After lunch Mark & Denise got in the dinghy and went to talk to the Fleming 55. They are from Michigan and come to the Georgian Bay a lot; they are planning on staying here until mid-August. They gave us lots of suggestions for places here, as well as the North Channel and provided insight into facilities at Drummond Island.  We educated them on the “Predict Wind” and “Active Captain” apps and then ended our visit.

We then went to get Ginny & Bruce to further explore a rocky island they had paddle-boarded to earlier. There they had found a message in a bottle underneath a pile of rocks.
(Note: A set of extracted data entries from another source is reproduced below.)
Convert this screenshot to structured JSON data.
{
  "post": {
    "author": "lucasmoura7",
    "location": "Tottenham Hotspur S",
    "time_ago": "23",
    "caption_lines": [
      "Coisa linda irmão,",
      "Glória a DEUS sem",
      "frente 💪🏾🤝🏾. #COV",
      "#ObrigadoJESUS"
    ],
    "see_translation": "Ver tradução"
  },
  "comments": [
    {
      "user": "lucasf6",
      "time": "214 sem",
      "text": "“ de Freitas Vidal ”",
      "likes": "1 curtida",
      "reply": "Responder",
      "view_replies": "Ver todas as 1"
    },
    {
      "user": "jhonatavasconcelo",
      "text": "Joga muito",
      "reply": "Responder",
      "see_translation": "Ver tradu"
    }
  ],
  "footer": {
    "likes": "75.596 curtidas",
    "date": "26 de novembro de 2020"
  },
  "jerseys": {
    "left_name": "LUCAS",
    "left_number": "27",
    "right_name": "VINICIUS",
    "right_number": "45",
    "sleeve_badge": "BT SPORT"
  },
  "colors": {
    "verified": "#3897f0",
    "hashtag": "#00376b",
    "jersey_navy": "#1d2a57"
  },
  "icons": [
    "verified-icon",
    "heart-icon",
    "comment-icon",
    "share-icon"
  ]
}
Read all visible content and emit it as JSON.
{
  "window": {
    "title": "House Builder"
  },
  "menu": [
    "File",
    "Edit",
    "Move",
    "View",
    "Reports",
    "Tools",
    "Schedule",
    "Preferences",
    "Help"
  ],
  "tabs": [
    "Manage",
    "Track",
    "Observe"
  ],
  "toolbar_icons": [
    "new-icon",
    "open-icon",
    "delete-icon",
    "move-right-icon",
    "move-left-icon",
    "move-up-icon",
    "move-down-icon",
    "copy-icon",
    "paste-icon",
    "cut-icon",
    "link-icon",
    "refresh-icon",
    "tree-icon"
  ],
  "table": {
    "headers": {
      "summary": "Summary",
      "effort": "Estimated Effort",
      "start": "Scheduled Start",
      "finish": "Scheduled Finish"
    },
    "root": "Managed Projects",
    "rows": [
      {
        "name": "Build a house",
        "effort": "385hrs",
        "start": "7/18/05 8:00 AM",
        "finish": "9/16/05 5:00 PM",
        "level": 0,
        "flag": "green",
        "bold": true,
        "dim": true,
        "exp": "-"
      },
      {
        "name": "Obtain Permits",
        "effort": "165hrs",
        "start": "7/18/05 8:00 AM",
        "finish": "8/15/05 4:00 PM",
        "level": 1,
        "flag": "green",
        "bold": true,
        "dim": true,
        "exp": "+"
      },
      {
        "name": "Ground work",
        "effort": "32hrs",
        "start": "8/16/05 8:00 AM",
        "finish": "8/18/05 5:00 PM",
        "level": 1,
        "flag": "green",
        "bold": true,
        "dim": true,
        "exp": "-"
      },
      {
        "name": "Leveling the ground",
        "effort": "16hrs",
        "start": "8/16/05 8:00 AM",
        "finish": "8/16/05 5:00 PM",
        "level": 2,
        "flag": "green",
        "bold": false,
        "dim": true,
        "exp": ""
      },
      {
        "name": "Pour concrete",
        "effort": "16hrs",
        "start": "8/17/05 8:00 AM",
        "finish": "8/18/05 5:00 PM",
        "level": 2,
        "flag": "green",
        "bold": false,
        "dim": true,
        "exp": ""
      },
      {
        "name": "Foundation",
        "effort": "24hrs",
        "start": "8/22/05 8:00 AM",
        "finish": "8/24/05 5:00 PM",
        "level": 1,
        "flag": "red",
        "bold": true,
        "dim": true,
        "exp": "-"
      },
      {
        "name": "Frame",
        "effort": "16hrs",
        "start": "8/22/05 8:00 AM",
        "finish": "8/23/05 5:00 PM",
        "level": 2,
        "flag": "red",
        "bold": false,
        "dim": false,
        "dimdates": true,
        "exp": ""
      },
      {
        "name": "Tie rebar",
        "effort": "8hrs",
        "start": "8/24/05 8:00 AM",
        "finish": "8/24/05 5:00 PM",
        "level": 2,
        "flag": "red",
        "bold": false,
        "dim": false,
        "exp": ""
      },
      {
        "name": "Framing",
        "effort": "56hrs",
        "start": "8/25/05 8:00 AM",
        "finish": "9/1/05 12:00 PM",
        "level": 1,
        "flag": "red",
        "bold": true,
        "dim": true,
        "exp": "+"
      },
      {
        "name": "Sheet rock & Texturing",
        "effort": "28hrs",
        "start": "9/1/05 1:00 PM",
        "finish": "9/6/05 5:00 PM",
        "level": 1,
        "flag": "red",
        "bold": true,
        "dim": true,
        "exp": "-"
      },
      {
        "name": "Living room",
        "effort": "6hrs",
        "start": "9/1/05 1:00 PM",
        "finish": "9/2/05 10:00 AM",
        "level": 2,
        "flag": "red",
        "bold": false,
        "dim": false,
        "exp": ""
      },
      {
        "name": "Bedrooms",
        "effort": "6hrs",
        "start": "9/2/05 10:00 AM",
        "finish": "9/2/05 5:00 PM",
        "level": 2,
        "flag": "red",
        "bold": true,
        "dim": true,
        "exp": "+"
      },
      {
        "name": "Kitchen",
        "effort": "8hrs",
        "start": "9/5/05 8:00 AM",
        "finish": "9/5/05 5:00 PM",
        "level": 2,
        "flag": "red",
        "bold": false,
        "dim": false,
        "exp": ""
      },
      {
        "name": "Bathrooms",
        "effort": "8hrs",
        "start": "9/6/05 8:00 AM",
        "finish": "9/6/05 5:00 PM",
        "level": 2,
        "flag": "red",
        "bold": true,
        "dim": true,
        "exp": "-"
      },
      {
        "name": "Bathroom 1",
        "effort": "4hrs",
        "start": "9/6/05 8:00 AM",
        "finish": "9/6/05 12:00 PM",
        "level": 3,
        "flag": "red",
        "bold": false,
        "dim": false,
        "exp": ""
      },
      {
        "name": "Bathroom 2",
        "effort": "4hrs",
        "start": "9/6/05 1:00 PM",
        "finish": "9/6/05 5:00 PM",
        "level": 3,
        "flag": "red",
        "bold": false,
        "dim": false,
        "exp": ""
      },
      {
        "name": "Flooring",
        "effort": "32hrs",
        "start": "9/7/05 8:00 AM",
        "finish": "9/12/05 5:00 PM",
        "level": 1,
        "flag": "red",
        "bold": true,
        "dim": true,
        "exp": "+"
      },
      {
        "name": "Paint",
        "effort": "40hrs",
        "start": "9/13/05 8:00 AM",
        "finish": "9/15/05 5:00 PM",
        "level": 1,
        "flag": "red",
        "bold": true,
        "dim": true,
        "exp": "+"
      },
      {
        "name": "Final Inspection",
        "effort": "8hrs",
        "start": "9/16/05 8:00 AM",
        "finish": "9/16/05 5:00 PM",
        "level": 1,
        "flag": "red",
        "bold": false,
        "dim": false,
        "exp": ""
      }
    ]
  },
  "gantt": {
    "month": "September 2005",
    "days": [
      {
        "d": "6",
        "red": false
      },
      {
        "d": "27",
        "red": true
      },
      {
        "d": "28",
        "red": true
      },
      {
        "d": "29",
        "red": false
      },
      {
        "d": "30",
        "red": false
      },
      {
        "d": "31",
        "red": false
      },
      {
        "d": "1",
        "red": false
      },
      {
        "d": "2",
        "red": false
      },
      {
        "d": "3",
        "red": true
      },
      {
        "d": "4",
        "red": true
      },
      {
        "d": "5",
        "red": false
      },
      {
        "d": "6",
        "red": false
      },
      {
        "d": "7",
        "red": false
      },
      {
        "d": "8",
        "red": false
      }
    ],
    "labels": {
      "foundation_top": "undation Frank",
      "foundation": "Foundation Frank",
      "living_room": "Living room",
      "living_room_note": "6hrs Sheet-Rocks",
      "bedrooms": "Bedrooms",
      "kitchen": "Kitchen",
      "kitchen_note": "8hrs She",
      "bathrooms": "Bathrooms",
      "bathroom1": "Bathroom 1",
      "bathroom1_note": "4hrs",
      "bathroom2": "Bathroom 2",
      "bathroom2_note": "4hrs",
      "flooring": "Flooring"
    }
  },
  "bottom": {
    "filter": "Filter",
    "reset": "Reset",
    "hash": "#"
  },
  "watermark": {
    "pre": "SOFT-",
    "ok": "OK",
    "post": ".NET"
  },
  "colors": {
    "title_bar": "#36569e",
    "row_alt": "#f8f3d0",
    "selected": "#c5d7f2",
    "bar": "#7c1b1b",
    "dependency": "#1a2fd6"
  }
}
It appears it was part of a scavenger hunt with a cryptic message inside.  What a terrific scavenger hunt you could have in these parts – it would be quite fun and involved.

Message in bottle

Message in bottle

Mark climbing on rocks

Mark climbing on rocks

Rock monument at Burnt Is anchorage

Rock monument at Burnt Island anchorage

Mark at Burnt Is anchorage

Mark at Burnt Is anchorage

As is becoming a custom with the three of our boats, we had happy hour; but tonight it was aboard Island Office.  As the weather was breezy and so pretty, we opened up the whole back of the boat and enjoyed planning for the next day’s venture up to Killarney.

Sunset over Phillip Edward Island

Sunset over “Minesweeper” (Fleming 55) and Phillip Edward Island – Burnt Island in Beaverton Bay

Other pictures from Georgian Bay:

Pointe Au Baril Lighthouse

Pointe Au Baril Lighthouse – on way to Bustard Islands

Original Barrel Marker

Original Pointe au Barrel Marker

Rocks & pine tree near Burnt Island anchorage

Rocks & pine tree near Burnt Island anchorage

Spruce Island Beacon

Spruce Island Beacon – Leaving Parry Sound

Mark (TiKa) relaxing in dink

Mark (TiKa) relaxing in dink – Bustard Island anchorage

Stay tuned for more adventures to come!


One response to “Gorgeous Georgian Bay

  1. Wow, I so want to go and travel all around with you guys! Just the experiences of meeting all the wonderful people – still have the paddle boarders with you! Churches look beautiful and Mark looks like he has lost more weight – I definitely want to do that! I am with Christen and Chris and the boys until later tomorrow and enjoying them! We were at the ‘club’ at Ft. Monroe Base today! It is the old officer’s club that has been turned into a beach, play area, pool, restaurant and gorgeous area by an individual that bought it from the government. Had a good time with the boys! Heading out to dinner in a bit. Love reading your posts – keep it up!